Nella notte tra sabato e domenica un ragazzo ha aggredito il personale sanitario e danneggiato il reparto all'ospedale di Trento. L'Azienda provinciale per i servizi sanitari "rassicura che la sicurezza dei propri collaboratori è un obiettivo prioritario in un contesto nel quale episodi di questo tipo non hanno più un carattere emergenziale ma necessitano di un intervento organizzativo strutturato e tempestivo"

TRENTO. "Esprimiamo la più sentita solidarietà verso il personale sanitario coinvolto nel grave episodio e le persone presenti nel reparto". Questa la nota dell'Apss con l'assessore Mario Tonina dopo l'aggressione avvenuta tra sabato 15 e domenica 16 giugno all'Unità operativa di pediatria dell'ospedale Santa Chiara di Trento.
Protagonista dell'episodio è stato un ragazzo che dalle Giudicarie è stato accompagnato a Trento per motivi di gestione del caso. Ma la situazione è sfuggita dal controllo con prima la violenza verbale e poi l'aggressione fisica. "Lavoriamo per il centro di unità di crisi per adolescenti con gravi sintomi psicologici nella zona di Arco - aggiunge Tonina - una struttura che può fornire importanti risposte".
Un altro episodio dopo la grave aggressione avvenuta un paio di settimane fa a Borgo Valsugana. C'è tensione nei reparti per situazioni, pericolose, che si ripetono troppo spesso. A il Dolomiti l'assessore ha spiegato che l'attenzione è massima e che, per il caso specifico, in autunno c'è la previsione di apertura del centro di unità di crisi per adolescenti con gravi sintomi psicologici nella zona di Arco (Qui articolo).

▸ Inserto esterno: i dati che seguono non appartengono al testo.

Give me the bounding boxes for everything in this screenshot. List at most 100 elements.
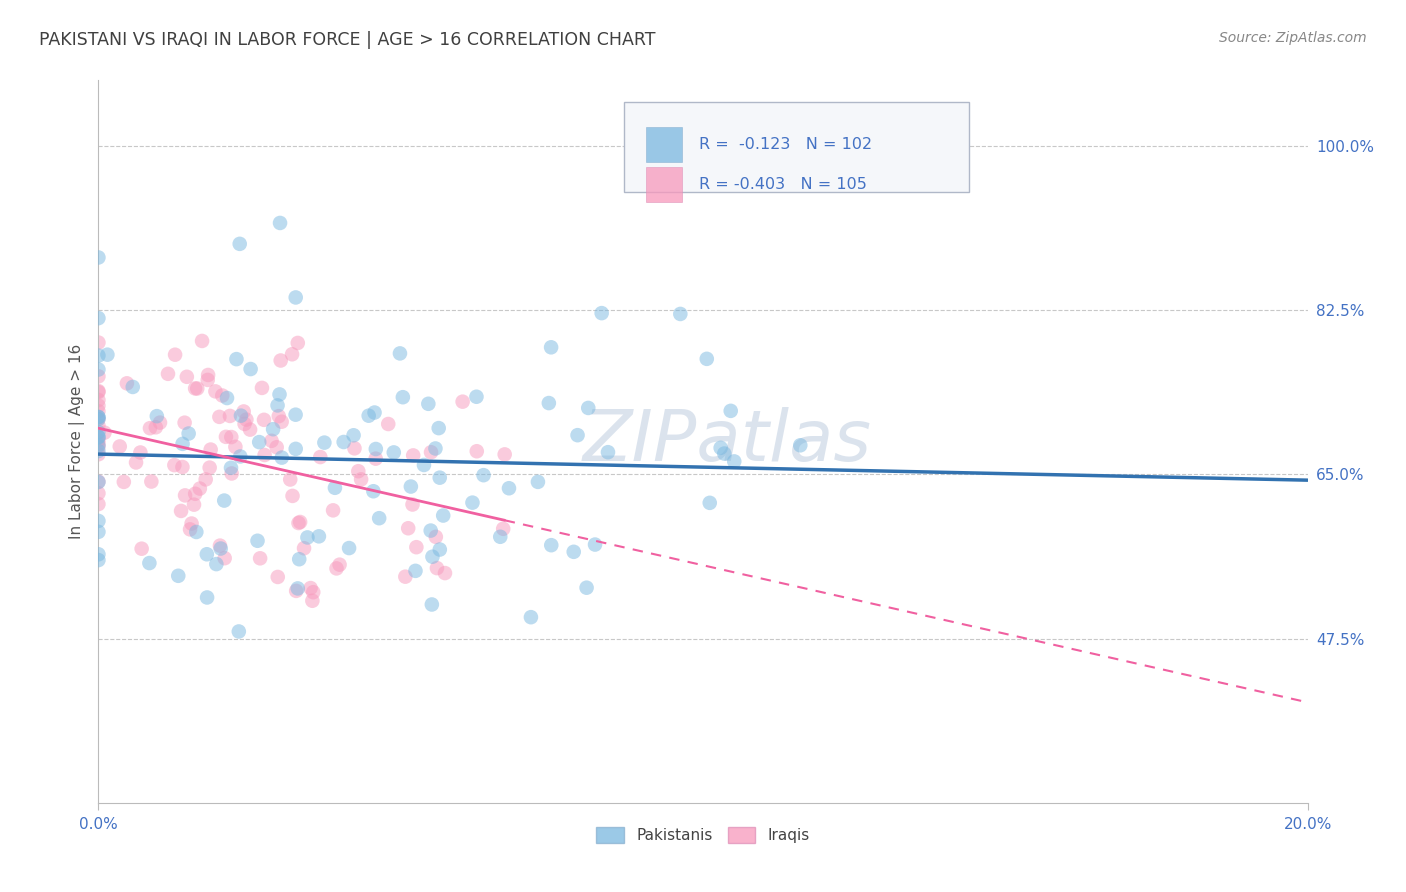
FancyBboxPatch shape (624, 102, 969, 193)
Iraqis (402, 449, 425, 463)
Pakistanis (567, 428, 589, 442)
Pakistanis (540, 538, 562, 552)
Iraqis (87, 335, 110, 350)
Iraqis (302, 585, 325, 599)
Pakistanis (209, 541, 232, 556)
Iraqis (139, 421, 162, 435)
Pakistanis (723, 454, 745, 468)
Iraqis (249, 551, 271, 566)
Iraqis (141, 475, 163, 489)
Text: Source: ZipAtlas.com: Source: ZipAtlas.com (1219, 31, 1367, 45)
Iraqis (425, 530, 447, 544)
Pakistanis (87, 514, 110, 528)
Pakistanis (308, 529, 330, 543)
Pakistanis (461, 495, 484, 509)
Pakistanis (337, 541, 360, 555)
Iraqis (108, 439, 131, 453)
Iraqis (281, 347, 304, 361)
Pakistanis (228, 236, 250, 251)
Pakistanis (284, 290, 307, 304)
Iraqis (401, 498, 423, 512)
Pakistanis (399, 479, 422, 493)
Iraqis (394, 569, 416, 583)
Iraqis (87, 436, 110, 450)
Iraqis (329, 558, 352, 572)
Pakistanis (87, 311, 110, 326)
Iraqis (278, 473, 301, 487)
Iraqis (87, 404, 110, 418)
Pakistanis (432, 508, 454, 523)
Iraqis (172, 460, 194, 475)
Pakistanis (270, 450, 292, 465)
Pakistanis (583, 537, 606, 551)
Iraqis (156, 367, 179, 381)
Pakistanis (269, 216, 291, 230)
Iraqis (93, 425, 115, 440)
Pakistanis (720, 404, 742, 418)
Pakistanis (146, 409, 169, 424)
Iraqis (204, 384, 226, 399)
Pakistanis (87, 251, 110, 265)
Legend: Pakistanis, Iraqis: Pakistanis, Iraqis (591, 822, 815, 849)
Iraqis (492, 522, 515, 536)
Iraqis (87, 418, 110, 433)
Pakistanis (177, 426, 200, 441)
Iraqis (198, 460, 221, 475)
Pakistanis (121, 380, 143, 394)
FancyBboxPatch shape (647, 167, 682, 202)
Pakistanis (413, 458, 436, 472)
Pakistanis (87, 547, 110, 561)
Pakistanis (297, 531, 319, 545)
Iraqis (186, 382, 208, 396)
Pakistanis (87, 553, 110, 567)
Pakistanis (323, 481, 346, 495)
Pakistanis (195, 547, 218, 561)
Pakistanis (87, 444, 110, 458)
Iraqis (364, 451, 387, 466)
Text: ZIPatlas: ZIPatlas (582, 407, 872, 476)
Pakistanis (429, 542, 451, 557)
Iraqis (405, 540, 427, 554)
Pakistanis (87, 425, 110, 440)
Pakistanis (287, 582, 309, 596)
Pakistanis (382, 445, 405, 459)
FancyBboxPatch shape (647, 128, 682, 162)
Pakistanis (364, 442, 387, 456)
Text: R =  -0.123   N = 102: R = -0.123 N = 102 (699, 137, 873, 152)
Iraqis (194, 472, 217, 486)
Iraqis (233, 417, 256, 431)
Pakistanis (710, 441, 733, 455)
Pakistanis (215, 391, 238, 405)
Pakistanis (425, 442, 447, 456)
Pakistanis (562, 545, 585, 559)
Pakistanis (172, 437, 194, 451)
Iraqis (87, 440, 110, 454)
Iraqis (125, 455, 148, 469)
Pakistanis (219, 460, 242, 475)
Iraqis (176, 369, 198, 384)
Iraqis (250, 381, 273, 395)
Pakistanis (246, 533, 269, 548)
Iraqis (211, 388, 233, 402)
Iraqis (266, 440, 288, 454)
Iraqis (149, 416, 172, 430)
Iraqis (396, 521, 419, 535)
Pakistanis (284, 408, 307, 422)
Pakistanis (392, 390, 415, 404)
Iraqis (129, 445, 152, 459)
Pakistanis (87, 524, 110, 539)
Pakistanis (87, 438, 110, 452)
Pakistanis (342, 428, 364, 442)
Pakistanis (363, 405, 385, 419)
Pakistanis (87, 412, 110, 426)
Pakistanis (418, 397, 440, 411)
Iraqis (184, 487, 207, 501)
Pakistanis (87, 475, 110, 489)
Pakistanis (167, 569, 190, 583)
Iraqis (112, 475, 135, 489)
Iraqis (221, 467, 243, 481)
Iraqis (235, 412, 257, 426)
Pakistanis (138, 556, 160, 570)
Iraqis (270, 415, 292, 429)
Iraqis (299, 581, 322, 595)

A ogni modo nel pomeriggio di lunedì 17 giugno si è tenuto un incontro nel corso del quale i vertici aziendali si sono confrontati con i professionisti sanitari per individuare soluzioni logistiche e organizzative multidisciplinari con l'obiettivo di evitare il ripetersi di episodi di aggressione salvaguardando l’incolumità del personale e dei pazienti.

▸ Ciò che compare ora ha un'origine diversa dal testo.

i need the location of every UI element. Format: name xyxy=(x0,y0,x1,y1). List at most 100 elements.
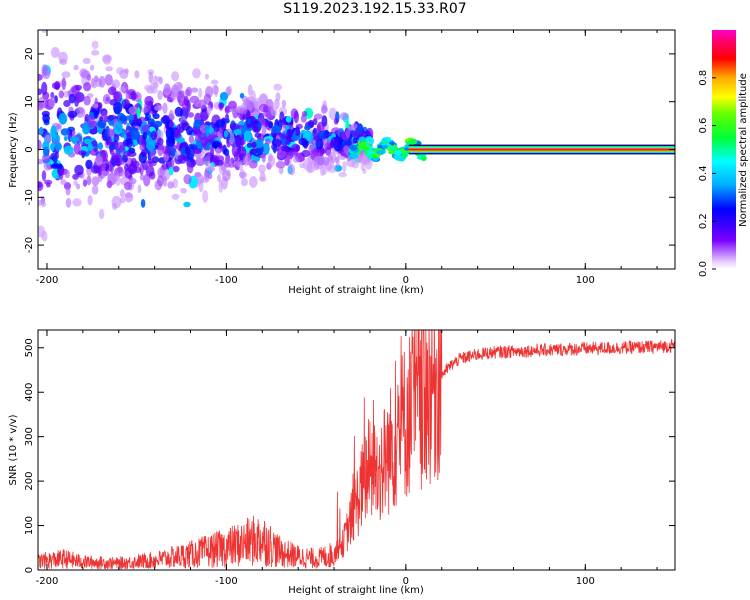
spectrogram-cell xyxy=(41,64,48,77)
spectrogram-cell xyxy=(155,129,164,139)
spectrogram-cell xyxy=(73,142,81,155)
spectrogram-cell xyxy=(243,130,252,142)
spectrogram-cell xyxy=(137,184,142,194)
spectrogram-cell xyxy=(38,73,43,81)
spectrogram-cell xyxy=(198,179,204,193)
spectrogram-cell xyxy=(222,144,227,155)
spectrogram-cell xyxy=(267,153,273,162)
spectrogram-cell xyxy=(285,139,291,146)
spectrogram-ytick-label: -20 xyxy=(24,237,35,253)
snr-ytick-label: 500 xyxy=(24,338,35,357)
chart-title: S119.2023.192.15.33.R07 xyxy=(283,1,467,17)
spectrogram-cell xyxy=(284,155,290,166)
spectrogram-cell xyxy=(42,146,49,157)
spectrogram-cell xyxy=(111,79,121,89)
spectrogram-cell xyxy=(90,165,100,174)
spectrogram-cell xyxy=(260,118,266,127)
spectrogram-cell xyxy=(192,68,201,79)
spectrogram-cell xyxy=(329,151,337,164)
spectrogram-cell xyxy=(171,193,180,200)
spectrogram-xtick-label: 0 xyxy=(403,275,409,286)
spectrogram-cell xyxy=(315,138,324,150)
spectrogram-cell xyxy=(261,152,266,163)
spectrogram-cell xyxy=(327,165,337,173)
spectrogram-cell xyxy=(144,95,154,107)
spectrogram-xtick-label: -200 xyxy=(36,275,59,286)
spectrogram-cell xyxy=(313,151,318,158)
spectrogram-cell xyxy=(177,154,188,164)
spectrogram-cell xyxy=(393,154,402,159)
spectrogram-cell xyxy=(105,66,114,72)
spectrogram-ytick-label: 0 xyxy=(24,146,35,152)
colorbar-tick-label: 0.0 xyxy=(698,261,709,277)
spectrogram-cell xyxy=(190,87,199,93)
spectrogram-cell xyxy=(42,153,51,164)
spectrogram-cell xyxy=(107,136,112,146)
spectrogram-cell xyxy=(74,164,84,176)
spectrogram-cell xyxy=(288,128,293,139)
spectrogram-cell xyxy=(321,104,327,114)
spectrogram-cell xyxy=(97,120,107,129)
spectrogram-cell xyxy=(128,106,138,115)
spectrogram-cell xyxy=(188,135,195,144)
spectrogram-cell xyxy=(139,144,146,151)
spectrogram-cell xyxy=(349,144,358,151)
spectrogram-cell xyxy=(107,86,117,96)
spectrogram-cell xyxy=(205,164,214,171)
spectrogram-cell xyxy=(272,138,282,147)
spectrogram-cell xyxy=(104,74,113,86)
spectrogram-cell xyxy=(83,95,91,106)
spectrogram-cell xyxy=(381,144,388,149)
spectrogram-cell xyxy=(147,118,155,125)
spectrogram-cell xyxy=(298,137,308,146)
spectrogram-cell xyxy=(153,120,163,128)
spectrogram-cell xyxy=(359,141,368,148)
spectrogram-cell xyxy=(115,175,121,187)
spectrogram-cell xyxy=(203,156,211,167)
spectrogram-cell xyxy=(264,138,271,145)
spectrogram-cell xyxy=(299,163,305,169)
spectrogram-cell xyxy=(91,103,99,109)
spectrogram-cell xyxy=(313,135,321,142)
spectrogram-cell xyxy=(61,77,66,91)
spectrogram-cell xyxy=(224,105,230,114)
spectrogram-cell xyxy=(234,150,239,162)
spectrogram-cell xyxy=(157,144,164,156)
spectrogram-cell xyxy=(257,122,262,129)
spectrogram-cell xyxy=(102,54,111,64)
spectrogram-cell xyxy=(208,173,213,180)
spectrogram-carrier-line xyxy=(408,149,675,150)
spectrogram-cell xyxy=(140,199,146,208)
spectrogram-cell xyxy=(113,105,121,115)
spectrogram-cell xyxy=(281,99,287,108)
spectrogram-cell xyxy=(192,148,202,154)
spectrogram-cell xyxy=(198,87,203,99)
spectrogram-cell xyxy=(97,166,102,176)
spectrogram-cell xyxy=(139,174,145,181)
spectrogram-cell xyxy=(124,167,133,179)
spectrogram-cell xyxy=(41,170,47,182)
spectrogram-cell xyxy=(60,179,67,186)
spectrogram-cell xyxy=(136,118,142,127)
spectrogram-cell xyxy=(258,164,266,174)
spectrogram-cell xyxy=(262,142,270,155)
spectrogram-cell xyxy=(339,112,349,121)
spectrogram-cell xyxy=(322,166,327,176)
spectrogram-cell xyxy=(117,166,123,174)
spectrogram-cell xyxy=(184,146,191,156)
spectrogram-cell xyxy=(233,160,241,167)
spectrogram-cell xyxy=(86,175,92,186)
spectrogram-cell xyxy=(154,105,164,111)
spectrogram-cell xyxy=(83,82,92,92)
spectrogram-cell xyxy=(70,86,77,93)
spectrogram-cell xyxy=(345,139,352,146)
spectrogram-ytick-label: 10 xyxy=(24,95,35,108)
spectrogram-cell xyxy=(119,114,127,122)
spectrogram-cell xyxy=(145,165,155,177)
spectrogram-cell xyxy=(138,151,147,164)
spectrogram-cell xyxy=(372,154,378,159)
colorbar-tick-label: 0.8 xyxy=(698,70,709,86)
spectrogram-cell xyxy=(218,102,225,109)
spectrogram-cell xyxy=(50,142,56,152)
spectrogram-cell xyxy=(393,149,403,156)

L'Azienda provinciale per i servizi sanitari "rassicura che la sicurezza dei propri collaboratori è un obiettivo prioritario in un contesto nel quale episodi di questo tipo non hanno più un carattere emergenziale ma necessitano di un intervento organizzativo strutturato e tempestivo".
Tra le ipotesi di intervento ci sono l'implementazione di pulsanti antipanico, vetri antisfondamento e corsi di "addestramento" per gestire un'aggressione verbale, ma si prevede anche di potenziare il sistema di video sorveglianza.